Obsidian in rechtlichen Schwierigkeiten
Obsidian Entertainment, das Studio hinter Fallout: New Vegas und Avowed, sieht sich einer Sammelklage gegenüber. Eingereicht wurde sie wegen mutmaßlicher Verstöße gegen staatliche Lohn- und Arbeitszeitgesetze. Das Unternehmen selbst weist die Vorwürfe entschieden zurück.
Was wird Obsidian vorgeworfen?
Die Klage, eine sogenannte Class Action, wirft Obsidian vor, gegen geltende Arbeitszeitregelungen verstoßen zu haben.

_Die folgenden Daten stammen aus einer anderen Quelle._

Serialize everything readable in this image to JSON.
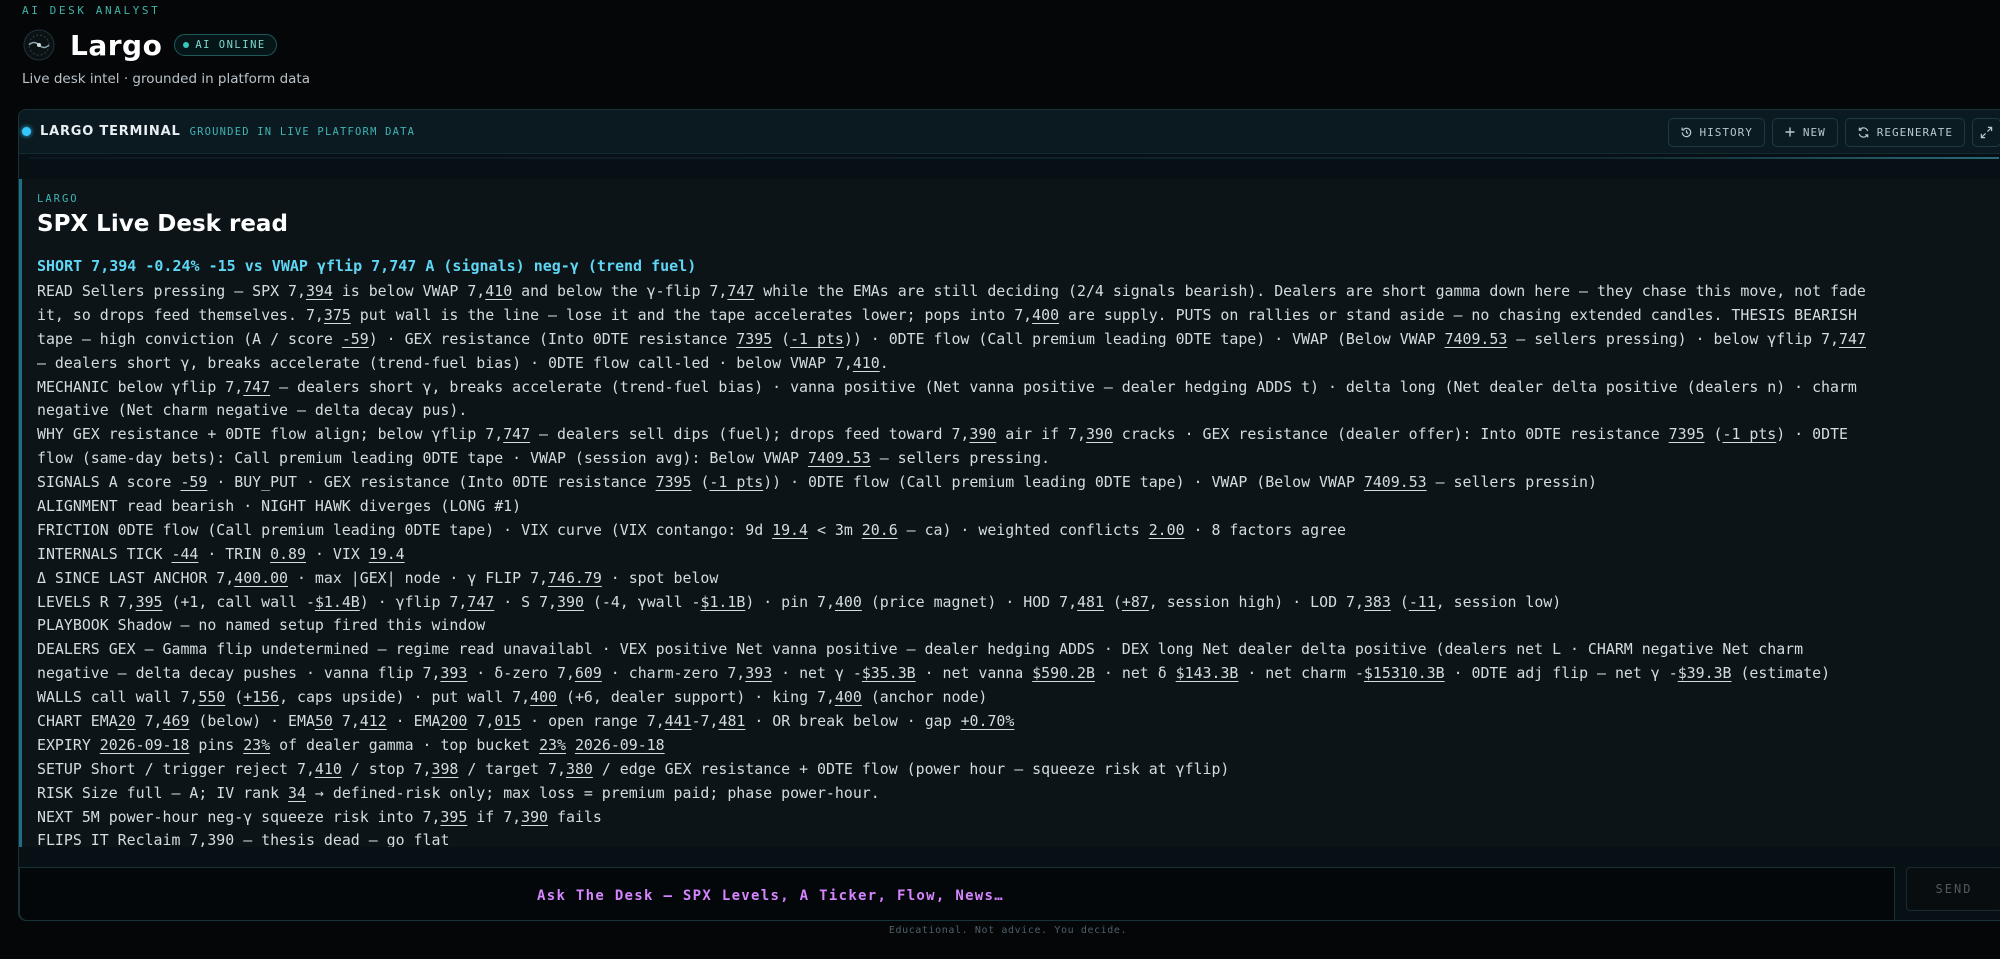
{
  "header": {
    "eyebrow": "AI DESK ANALYST",
    "app_name": "Largo",
    "status_badge": "AI ONLINE",
    "subtitle": "Live desk intel · grounded in platform data"
  },
  "terminal": {
    "title": "LARGO TERMINAL",
    "subtitle": "GROUNDED IN LIVE PLATFORM DATA",
    "buttons": {
      "history": "HISTORY",
      "new": "NEW",
      "regenerate": "REGENERATE"
    }
  },
  "message": {
    "author": "LARGO",
    "title": "SPX Live Desk read",
    "headline": "SHORT 7,394 -0.24% -15 vs VWAP γflip 7,747 A (signals) neg-γ (trend fuel)",
    "lines": [
      "READ Sellers pressing — SPX 7,[394] is below VWAP 7,[410] and below the γ-flip 7,[747] while the EMAs are still deciding (2/4 signals bearish). Dealers are short gamma down here — they chase this move, not fade",
      "it, so drops feed themselves. 7,[375] put wall is the line — lose it and the tape accelerates lower; pops into 7,[400] are supply. PUTS on rallies or stand aside — no chasing extended candles. THESIS BEARISH",
      "tape — high conviction (A / score [-59]) · GEX resistance (Into 0DTE resistance [7395] ([-1 pts])) · 0DTE flow (Call premium leading 0DTE tape) · VWAP (Below VWAP [7409.53] — sellers pressing) · below γflip 7,[747]",
      "— dealers short γ, breaks accelerate (trend-fuel bias) · 0DTE flow call-led · below VWAP 7,[410].",
      "MECHANIC below γflip 7,[747] — dealers short γ, breaks accelerate (trend-fuel bias) · vanna positive (Net vanna positive — dealer hedging ADDS t) · delta long (Net dealer delta positive (dealers n) · charm",
      "negative (Net charm negative — delta decay pus).",
      "WHY GEX resistance + 0DTE flow align; below γflip 7,[747] — dealers sell dips (fuel); drops feed toward 7,[390] air if 7,[390] cracks · GEX resistance (dealer offer): Into 0DTE resistance [7395] ([-1 pts]) · 0DTE",
      "flow (same-day bets): Call premium leading 0DTE tape · VWAP (session avg): Below VWAP [7409.53] — sellers pressing.",
      "SIGNALS A score [-59] · BUY_PUT · GEX resistance (Into 0DTE resistance [7395] ([-1 pts])) · 0DTE flow (Call premium leading 0DTE tape) · VWAP (Below VWAP [7409.53] — sellers pressin)",
      "ALIGNMENT read bearish · NIGHT HAWK diverges (LONG #1)",
      "FRICTION 0DTE flow (Call premium leading 0DTE tape) · VIX curve (VIX contango: 9d [19.4] < 3m [20.6] — ca) · weighted conflicts [2.00] · 8 factors agree",
      "INTERNALS TICK [-44] · TRIN [0.89] · VIX [19.4]",
      "Δ SINCE LAST ANCHOR 7,[400.00] · max |GEX| node · γ FLIP 7,[746.79] · spot below",
      "LEVELS R 7,[395] (+1, call wall -[$1.4B]) · γflip 7,[747] · S 7,[390] (-4, γwall -[$1.1B]) · pin 7,[400] (price magnet) · HOD 7,[481] ([+87], session high) · LOD 7,[383] ([-11], session low)",
      "PLAYBOOK Shadow — no named setup fired this window",
      "DEALERS GEX — Gamma flip undetermined — regime read unavailabl · VEX positive Net vanna positive — dealer hedging ADDS · DEX long Net dealer delta positive (dealers net L · CHARM negative Net charm",
      "negative — delta decay pushes · vanna flip 7,[393] · δ-zero 7,[609] · charm-zero 7,[393] · net γ -[$35.3B] · net vanna [$590.2B] · net δ [$143.3B] · net charm -[$15310.3B] · 0DTE adj flip — net γ -[$39.3B] (estimate)",
      "WALLS call wall 7,[550] ([+156], caps upside) · put wall 7,[400] (+6, dealer support) · king 7,[400] (anchor node)",
      "CHART EMA[20] 7,[469] (below) · EMA[50] 7,[412] · EMA[200] 7,[015] · open range 7,[441]-7,[481] · OR break below · gap [+0.70%]",
      "EXPIRY [2026-09-18] pins [23%] of dealer gamma · top bucket [23%] [2026-09-18]",
      "SETUP Short / trigger reject 7,[410] / stop 7,[398] / target 7,[380] / edge GEX resistance + 0DTE flow (power hour — squeeze risk at γflip)",
      "RISK Size full — A; IV rank [34] → defined-risk only; max loss = premium paid; phase power-hour.",
      "NEXT 5M power-hour neg-γ squeeze risk into 7,[395] if 7,[390] fails",
      "FLIPS IT Reclaim 7,[390] — thesis dead — go flat"
    ]
  },
  "composer": {
    "placeholder": "Ask The Desk — SPX Levels, A Ticker, Flow, News…",
    "send_label": "SEND"
  },
  "footer": {
    "disclaimer": "Educational. Not advice. You decide."
  },
  "colors": {
    "accent_teal": "#3fb3b5",
    "accent_cyan": "#5fd6f4",
    "placeholder_purple": "#d685ff",
    "background": "#040608"
  }
}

Konkret sollen Angestellte nicht korrekt vergütet oder Überstunden nicht ausgezahlt worden sein.
- Die Quelle spricht von „state wage laws“, also Verstößen auf Bundesstaatsebene.
- Details zu den genauen Vorwürfen oder zur Höhe der Forderungen liegen derzeit nicht vor.

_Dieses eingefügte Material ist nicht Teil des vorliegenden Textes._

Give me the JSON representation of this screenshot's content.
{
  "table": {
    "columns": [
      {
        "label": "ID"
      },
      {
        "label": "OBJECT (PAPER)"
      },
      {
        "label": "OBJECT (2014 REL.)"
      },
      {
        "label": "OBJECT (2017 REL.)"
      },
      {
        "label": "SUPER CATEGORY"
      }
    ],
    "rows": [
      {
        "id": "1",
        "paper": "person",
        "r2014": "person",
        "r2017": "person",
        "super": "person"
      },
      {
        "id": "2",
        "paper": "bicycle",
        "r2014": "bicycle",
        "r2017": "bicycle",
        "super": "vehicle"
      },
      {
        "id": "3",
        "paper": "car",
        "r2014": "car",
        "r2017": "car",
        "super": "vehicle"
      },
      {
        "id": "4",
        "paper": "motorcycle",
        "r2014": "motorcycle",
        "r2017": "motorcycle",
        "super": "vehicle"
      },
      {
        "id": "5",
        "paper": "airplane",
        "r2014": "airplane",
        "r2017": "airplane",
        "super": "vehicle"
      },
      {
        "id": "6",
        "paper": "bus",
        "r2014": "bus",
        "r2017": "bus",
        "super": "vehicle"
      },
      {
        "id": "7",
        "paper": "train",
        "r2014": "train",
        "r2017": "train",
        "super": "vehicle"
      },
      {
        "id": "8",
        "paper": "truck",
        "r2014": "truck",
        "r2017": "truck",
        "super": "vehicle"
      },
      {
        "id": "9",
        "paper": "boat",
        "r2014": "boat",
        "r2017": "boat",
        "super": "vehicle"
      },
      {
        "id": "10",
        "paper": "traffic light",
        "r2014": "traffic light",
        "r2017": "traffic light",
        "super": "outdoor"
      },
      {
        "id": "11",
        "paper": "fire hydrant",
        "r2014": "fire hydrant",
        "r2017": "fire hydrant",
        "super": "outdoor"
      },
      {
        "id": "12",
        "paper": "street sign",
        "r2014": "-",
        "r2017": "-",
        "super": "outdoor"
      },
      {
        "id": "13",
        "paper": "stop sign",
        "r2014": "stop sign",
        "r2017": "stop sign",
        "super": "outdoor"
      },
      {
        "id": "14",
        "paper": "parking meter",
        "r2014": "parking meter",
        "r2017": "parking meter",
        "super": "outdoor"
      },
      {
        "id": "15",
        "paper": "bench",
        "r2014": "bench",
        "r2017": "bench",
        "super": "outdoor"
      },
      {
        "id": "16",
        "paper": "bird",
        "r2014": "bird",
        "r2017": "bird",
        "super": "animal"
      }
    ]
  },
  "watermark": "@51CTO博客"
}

Die Klage wurde beim Superior Court of California eingereicht. Kalifornien hat strenge Arbeitszeitgesetze, darunter die Pflicht zu bezahlten Pausen („meal breaks“) und korrekter Überstundenvergütung. Ähnliche Sammelklagen gab es gegen Riot Games (100-Millionen-Dollar-Vergleich 2021) und Activision Blizzard.
Obsidians Antwort: Klare Abwehr
In einer Stellungnahme betont Obsidian: „Wir bestreiten jede einzelne Anschuldigung.“ Das Studio kündigte an, sich energisch gegen die Klage zur Wehr zu setzen.
- Ob es bereits zu einer Güteverhandlung oder ersten Anhörung kam, ist nicht bekannt.
- Der Rechtsstreit dürfte sich über Monate hinziehen.
Seit 2018 ist Obsidian Teil von Microsoft. Sollte das Studio verlieren, könnte der Fall Auswirkungen auf die Arbeitspolitik des gesamten Konzerns haben. Microsoft hat sich in der Vergangenheit bei Rechtsstreitigkeiten seiner Tochterfirmen häufig hinter die juristischen Teams gestellt.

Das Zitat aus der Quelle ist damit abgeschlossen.